3. Relying on Waldrip v. Head, 272 Ga. 572 (532 SE2d 380) (2000)
, Glock, Inc. presents the alternative argument that even absent a certificate of immediate review, this Court should consider the merits of the interlocutory ruling by the state court and decide whether the City's suit is barred by OCGA 16-11-184
(b) (2). This Court has clearly stated that in reviewing cases on appeal it will not pass upon questions on which no final ruling has ever been made by the trial judge or where there is no compliance with the requirement of OCGA 5-6-34
(b) that the trial court certify its order for immediate review.
FLETCHER, Presiding Justice, concurring.
I reluctantly concur in the holding that the firearms manufacturers, distributors, and trade associations are not entitled to the relief sought in these collateral actions, but write to make clear that this determination does not reach the ultimate issue of whether state law precludes municipalities from maintaining actions like the City of Atlanta's pending suit in the State Court of Fulton County. I believe it does.

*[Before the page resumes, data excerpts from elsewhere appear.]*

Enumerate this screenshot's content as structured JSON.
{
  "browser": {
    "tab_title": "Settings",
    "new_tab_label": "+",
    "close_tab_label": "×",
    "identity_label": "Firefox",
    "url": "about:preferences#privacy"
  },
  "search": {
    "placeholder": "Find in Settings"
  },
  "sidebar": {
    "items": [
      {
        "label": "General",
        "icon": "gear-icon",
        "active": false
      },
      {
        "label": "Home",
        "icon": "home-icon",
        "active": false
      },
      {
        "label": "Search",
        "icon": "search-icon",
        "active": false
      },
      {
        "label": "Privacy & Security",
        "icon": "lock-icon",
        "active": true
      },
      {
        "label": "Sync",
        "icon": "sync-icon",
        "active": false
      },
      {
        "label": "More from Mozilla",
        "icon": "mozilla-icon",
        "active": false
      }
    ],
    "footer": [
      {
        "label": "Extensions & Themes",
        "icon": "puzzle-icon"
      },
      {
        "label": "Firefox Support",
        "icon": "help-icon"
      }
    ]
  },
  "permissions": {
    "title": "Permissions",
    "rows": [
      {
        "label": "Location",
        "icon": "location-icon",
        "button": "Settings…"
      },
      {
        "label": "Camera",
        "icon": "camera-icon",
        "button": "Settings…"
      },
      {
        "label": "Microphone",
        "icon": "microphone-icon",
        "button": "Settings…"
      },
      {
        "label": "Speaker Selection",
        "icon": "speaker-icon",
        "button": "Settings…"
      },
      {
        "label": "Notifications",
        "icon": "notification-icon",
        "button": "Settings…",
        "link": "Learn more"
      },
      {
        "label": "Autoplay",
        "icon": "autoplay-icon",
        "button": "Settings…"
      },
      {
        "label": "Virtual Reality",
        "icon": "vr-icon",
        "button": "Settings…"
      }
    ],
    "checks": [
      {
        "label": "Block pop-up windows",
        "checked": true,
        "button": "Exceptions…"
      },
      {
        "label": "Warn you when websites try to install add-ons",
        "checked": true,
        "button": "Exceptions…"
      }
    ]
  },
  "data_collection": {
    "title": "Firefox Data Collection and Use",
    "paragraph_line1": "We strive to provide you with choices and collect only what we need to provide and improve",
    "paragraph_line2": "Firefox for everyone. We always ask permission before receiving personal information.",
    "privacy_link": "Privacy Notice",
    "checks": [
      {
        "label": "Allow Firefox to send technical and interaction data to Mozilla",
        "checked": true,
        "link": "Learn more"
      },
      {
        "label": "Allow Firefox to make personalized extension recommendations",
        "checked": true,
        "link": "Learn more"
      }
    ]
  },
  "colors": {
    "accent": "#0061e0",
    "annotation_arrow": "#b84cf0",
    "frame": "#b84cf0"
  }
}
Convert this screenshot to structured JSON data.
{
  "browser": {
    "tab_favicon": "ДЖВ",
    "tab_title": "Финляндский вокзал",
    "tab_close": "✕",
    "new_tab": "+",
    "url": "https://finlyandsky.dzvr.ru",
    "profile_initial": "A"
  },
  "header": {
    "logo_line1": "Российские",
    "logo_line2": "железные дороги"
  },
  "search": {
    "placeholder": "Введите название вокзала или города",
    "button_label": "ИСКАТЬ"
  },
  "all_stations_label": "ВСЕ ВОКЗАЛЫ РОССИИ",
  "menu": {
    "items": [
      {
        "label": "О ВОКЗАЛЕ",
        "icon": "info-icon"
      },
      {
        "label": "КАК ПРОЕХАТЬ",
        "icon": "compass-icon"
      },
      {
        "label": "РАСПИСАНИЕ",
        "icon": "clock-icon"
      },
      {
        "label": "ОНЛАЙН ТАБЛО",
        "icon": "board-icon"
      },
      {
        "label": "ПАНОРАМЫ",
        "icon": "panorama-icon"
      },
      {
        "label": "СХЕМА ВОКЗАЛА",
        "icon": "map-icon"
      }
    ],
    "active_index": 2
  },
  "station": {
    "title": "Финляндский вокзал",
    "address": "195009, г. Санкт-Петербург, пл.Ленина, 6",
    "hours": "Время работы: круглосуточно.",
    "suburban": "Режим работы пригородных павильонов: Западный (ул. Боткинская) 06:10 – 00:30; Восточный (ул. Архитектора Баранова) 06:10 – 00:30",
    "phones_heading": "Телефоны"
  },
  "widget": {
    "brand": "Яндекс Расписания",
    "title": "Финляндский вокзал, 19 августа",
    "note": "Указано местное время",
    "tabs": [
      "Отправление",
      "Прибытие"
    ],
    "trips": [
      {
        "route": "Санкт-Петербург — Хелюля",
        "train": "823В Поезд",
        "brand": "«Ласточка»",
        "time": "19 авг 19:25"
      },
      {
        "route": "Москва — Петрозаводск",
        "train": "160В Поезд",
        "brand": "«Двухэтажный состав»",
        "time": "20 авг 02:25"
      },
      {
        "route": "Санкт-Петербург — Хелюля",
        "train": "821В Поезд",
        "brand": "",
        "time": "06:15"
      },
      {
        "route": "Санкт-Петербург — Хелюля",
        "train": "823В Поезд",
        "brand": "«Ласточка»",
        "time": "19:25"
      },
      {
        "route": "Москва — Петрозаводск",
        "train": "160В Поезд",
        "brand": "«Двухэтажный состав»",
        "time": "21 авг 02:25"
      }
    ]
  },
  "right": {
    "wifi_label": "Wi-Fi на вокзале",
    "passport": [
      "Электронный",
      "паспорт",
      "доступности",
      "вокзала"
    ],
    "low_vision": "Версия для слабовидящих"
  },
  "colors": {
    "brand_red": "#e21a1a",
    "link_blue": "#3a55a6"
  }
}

Although the State Constitution provides that "[t]he right of the people to keep and bear arms shall not be infringed," it gives the General Assembly the sole power to reasonably regulate this right. 8
Whether this power is delegable is not the issue, as the General Assembly in unambiguous language has reserved that power to the state alone. 9
Considering that statute, I disagree with the trial court's decision denying a certificate of immediate review in the underlying action. While the trial judge has broad discretion, I question whether that discretion should be absolute when a determination of the issue would more likely than not "be dispositive of the case." In such cases, both the parties and the judicial system would be better served by granting the certificate, thus affording an opportunity for a more timely disposition of the case.
I am authorized to state that Justice Sears joins in this concurrence.
Alfred L. Evans, Jr., Senior Assistant Attorney General, amicus curiae.